Zapowiadając wyłączenie świateł jeszcze w sobotę po popołudniu o. Enzo Fortunato, dyrektor ds. komunikacji Bazyliki św. Piotra, powiedział, iż miał to być „symboliczny gest, by obudzić świadomość i zainspirować kobiety i mężczyzn naszych czasów do szanowania naszej Matki Ziemi i podjęcia działań przeciwko kryzysowi klimatycznemu”.

Ojciec Fortunato nawiązał też do encykliki papieża Franciszka Laudato si’, stwierdzając, że ojciec święty „przypomina nam, iż kwestie ekologiczne muszą się skupiać na etyce i sprawiedliwości społecznej i że to, co dzieje się z ziemią, naszym wspólnym domem, jest bezprecedensowym wyzwaniem, który dotyczy naszej odpowiedzialności wobec innych i przyszłych pokoleń”. Wyłączenie świateł w Watykanie miało być zjednoczeniem „w modlitwie i działaniu”, by dać świadectwo „naszej gotowości chronienia wspólnego domu”. Miało to być symbolicznym wyrazem tego, że „po tej krótkiej ciemności” nastanie światło będące „znakiem nadziei na zrównoważoną przyszłość w harmonii ze stworzeniem”.

Tzw. „Godzina Ziemi” ma swój początek jeszcze w roku 2007, kiedy w Australii ponad 2,3 miliona osób wyłączyło światło, by w ten sposób zademonstrować swoją troskę o „zmiany klimatyczne”. Wydarzenie jest organizowane przez World Wildlife Fund. Według organizacji jest to „moment jedności, który zbliża świat”, a poza tym „inspiruje ludzi do działania i opowiedzenia się za pilną zmianą” dla zapobieżenia „kryzysowi klimatycznemu”.

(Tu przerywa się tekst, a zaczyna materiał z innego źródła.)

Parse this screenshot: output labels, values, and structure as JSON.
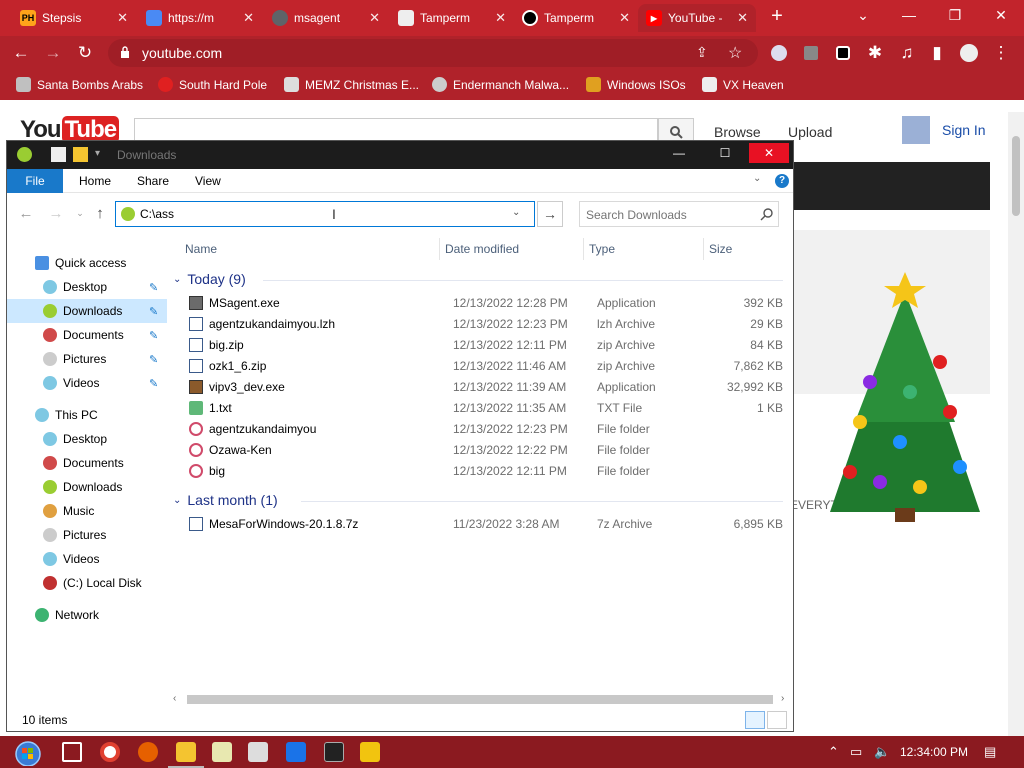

Tzw. „zmiany klimatyczne” to jeden z kluczowych tematów podejmowanych przez papieża Franciszka w ciągu całego jego pontyfikatu, czego przykładem jest encyklika Laudato si’, a także adhortacja apostolska Laudate Deum. W tym ostatnim dokumencie ojciec święty pisał, że „nie można już wątpić w ludzkie – antropogeniczne – przyczyny zmian klimatycznych”. Kontrowersje budzi zaangażowanie się papieża w promocję takich inicjatyw, jak np. Porozumienie paryskie, które związane jest m.in. z propagowaniem tzw. „prawa” do aborcji.